Genetically marked strains of Shiga toxin-producing O157:H7 and non-O157 Escherichia coli: Tools for detection and modelling

Authors: Paoli, George; Uhlich, Gaylen; Wijey, Chandi

Submitted to: Journal of Food Protection
Publication Type: Peer Reviewed Journal
Publication Acceptance Date: 1/9/2015
Publication Date: 4/30/2015
Publication URL: http://handle.nal.usda.gov/10113/60764
Citation: Paoli, G., Uhlich, G.A., Wijey, C. 2015. Genetically marked strains of Shiga toxin-producing O157:H7 and non-O157 Escherichia coli: Tools for detection and modelling. Journal of Food Protection. 78(5):888-901.

Interpretive Summary: Harmful E. coli bacteria are major foodborne pathogens, causing an estimated 250,000 illnesses in the US each year. The United State Department of Agriculture Food Safety Inspection Service regularly tests beef products for 7 different types of pathogenic E. coli and has a zero-tolerance policy for samples that test positive. During pathogen testing, it is typical to include a positive control sample (i.e., a sample inoculated with a strain of pathogenic E. coli) along with the test samples to ensure that the procedure is working properly. When this is done, there is always a slight risk that the pathogenic E. coli used to inoculate the positive control sample might cross-contaminate the test sample, leading to a false-positive result. In this study a collection of pathogenic E. coli strains, one each of the 7 regulated types, were genetically manipulated to contain a unique segment of DNA that allows them to be distinguished from any naturally occurring E. coli. Thus, a positive test sample can be distinguished from the E. coli in the positive control sample. In addition to being used by regulatory agencies and food testing laboratories as positive control strains for detection of pathogenic E. coli, the E. coli strains constructed in this study could also be used in developing new methods of detection and to model the growth of pathogenic E. coli in foods.

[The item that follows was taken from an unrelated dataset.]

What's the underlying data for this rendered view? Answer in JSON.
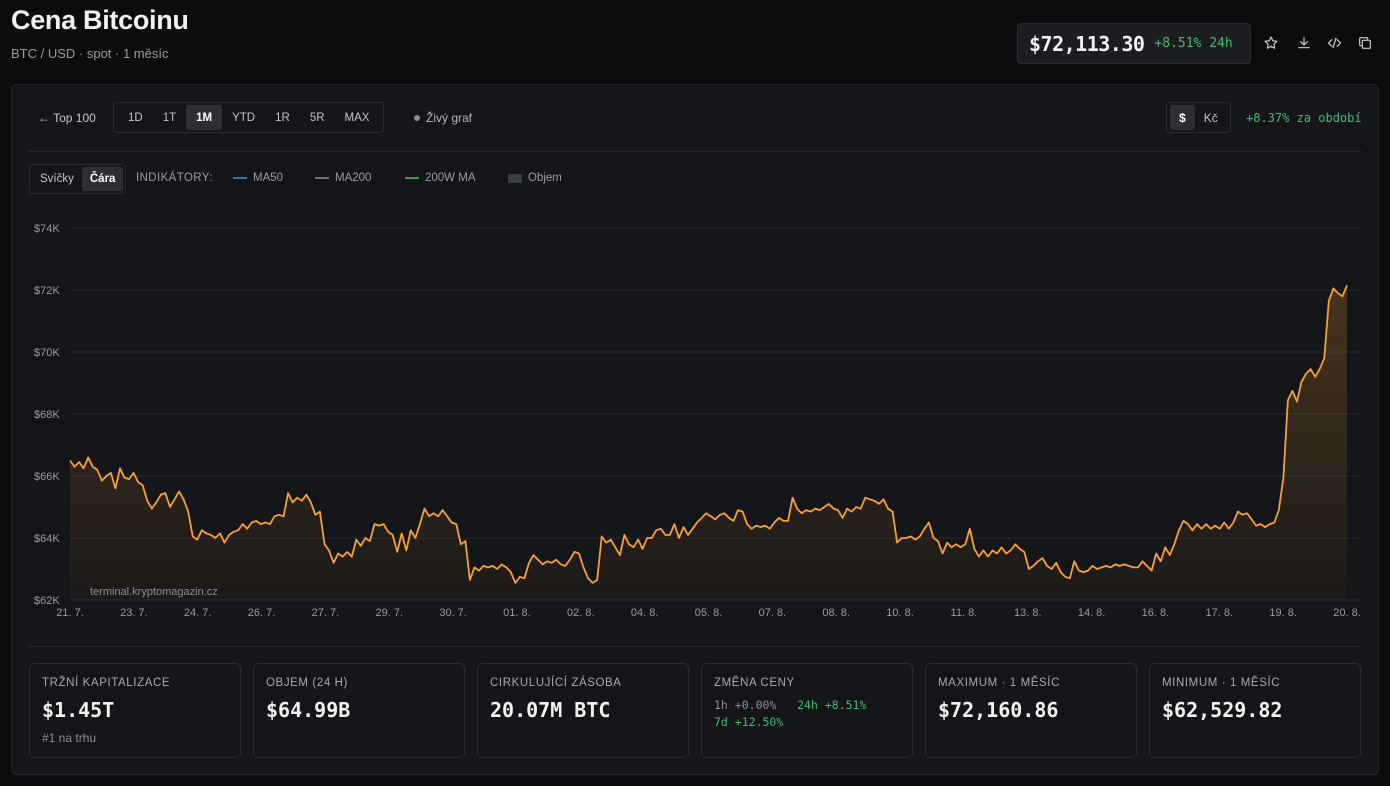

Technical Abstract: Shiga toxin-producing E. coli (STEC) are among the most important foodborne pathogens in the United States and worldwide. Nearly half of all STEC-induced diarrheal disease in the United States is caused by STEC O157:H7 while non-O157 STEC account for the remaining illnesses. Thus, the USDA Food Safety and Inspection Service has instituted regulatory testing of certain beef products and has a zero-tolerance policy for regulatory samples that test positive for STEC O157:H7 and six other serogroups of non-O157 STEC (serogroups O26, O45, O103, O111, O121 and O145). In this study a strain of E. coli O157:H7 and strains of each of the six USDA-regulated serogroups of non-O157 STEC were constructed to serve as positive-controls during STEC detection. It is intended that these strains be used to inoculate positive-controls samples; thus it is important that they are distinguishable from STEC isolated from test samples to ensure that these samples were not cross-contaminated by the positive control sample. The positive control strains were constructed by integrating a unique DNA target sequence and a gene for spectinomycin resistance into the chromosomes of the 7 STEC strains by allelic exchange. End-point and real-time PCR assays were developed for the specific detection of the positive control strains and were tested for specificity against 87 strains of E. coli (including 38 STEC O157:H7, at least 6 strains of each non-O157 STEC and 2 commensal E. coli) and 51 strains of other bacteria including 30 species from different 20 genera. The PCR assays demonstrated high specificity for the unique target sequence. The target sequence was detectable by PCR after 10 culture passages (approximately 100 generations), demonstrating the stability of integrated target sequence. In addition, the strains were tested for their potential use in modeling the growth of STEC. Plating the positive control strains in ground beef enrichment cultures on modified Rainbow Agar containing spectinomycin eliminated the growth of the background flora that grew on modified Rainbow Agar without the spectinomycin. Thus, these stains could be used to enumerate and model the growth of STEC in presence of foodborne background flora.